Published: Mar. 29, 2004
Updated: Jan. 20, 2010
The untimely death of popular actor John Ritter in 2003 brought new attention to a little-understood but often devastating health problem: aortic aneurysm. Tragically, though the condition kills some 15,000 Americans every year, it often escapes diagnosis -- or is mistakenly dismissed as unimportant.
If detected in time, however, aortic aneurysms can be effectively treated, and their potentially fatal complications prevented.
The aorta is the body’s pipeline -- its single largest blood vessel, distributing blood from the heart to every organ and limb. Aortic aneurysms -- bulges in the wall of the aorta -- can lead to deadly ruptures, which disrupt blood flow to major organs. The aorta may also be damaged by a process called dissection, in which its lining shreds abnormally like an onion skin and becomes dangerously weakened.
Despite the aorta’s vital importance, it falls between established medical specialties. Historically, many people with aortic disease tend to drop through the cracks.
Duke’s Center for Aortic Surgery is one of the few interdisciplinary programs devoted to aortic disease nationwide, and it's the premier center in the Carolinas. With specialists from cardiovascular medicine, cardiothoracic and vascular surgery, anesthesiology, and neurophysiology collaborating to approach the disease from multiple angles, the center treats high volumes of patients with aortic disorders.
“Much of our work revolves around identifying candidates for specialized follow-up,” says Duke cardiovascular surgeon G. Chad Hughes, MD. “They might be at risk due to a family history of aortic disease, a related condition such as the Marfan syndrome, or a previously detected aneurysm.”
To accurately identify such at-risk individuals, Hughes and his vascular surgery colleagues work closely with the Duke Cardiovascular Magnetic Resonance Center, where cardiologists Ray Kim and Michael Elliott are expanding the use of magnetic resonance imaging (MRI) as a diagnostic tool in heart care. MRI is offered in addition to state-of-the-art CT scanning and genetic screening for aortic disease.
Despite its potential seriousness, aortic aneurysm doesn’t always require immediate surgery. According to Hughes, non-surgical treatment may include anti-hypertensives to lower blood pressure, or beta-blockers to slow a rapid heart rate, which is hard on weakened aortic tissues.

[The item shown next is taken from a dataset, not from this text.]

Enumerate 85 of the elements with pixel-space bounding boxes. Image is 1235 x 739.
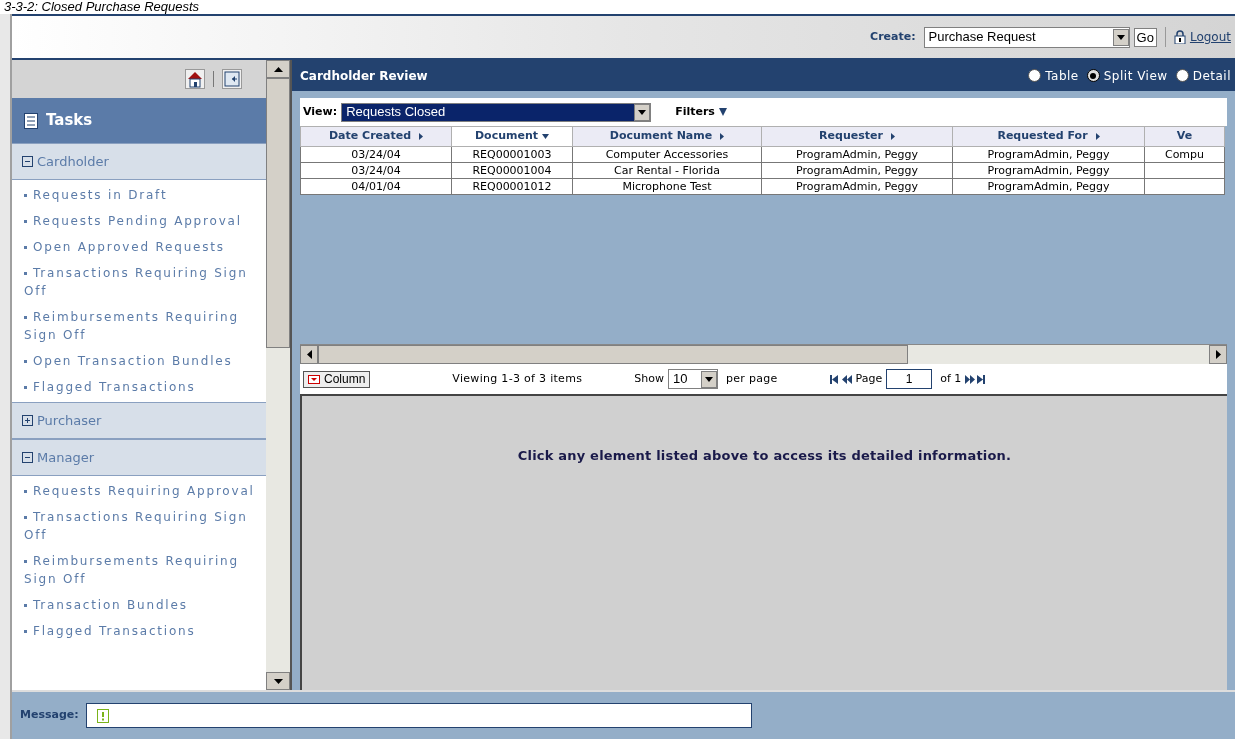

The real key, he says, is careful monitoring: “Aneurysms are often diagnosed, but then lost to follow-up.” To prevent that scenario, Hughes follows hundreds of patients with various stages and types of aortic disease each year. “That way, if their condition becomes life threatening, surgical repair can be performed in time,” he says.
If surgery is needed, Hughes and his colleagues offer a full range of the latest techniques. In particular, Duke’s expertise in endovascular repair gives patients a less invasive surgical alternative, especially for those who are ineligible for conventional operations.
So what’s the real bottom line on aortic disease? If you have a family history of aortic illness, have ever been told you have a dilated blood vessel, or have been diagnosed with a heart murmur, Hughes suggests that you have the condition evaluated and followed carefully.
Family history or not, if you ever develop severe chest pain or pain between the shoulder blades, yet an EKG workup shows no evidence of heart attack, seek out an imaging study of your aorta and aortic valve. In this disease as in few others, a picture can truly be worth a thousand words.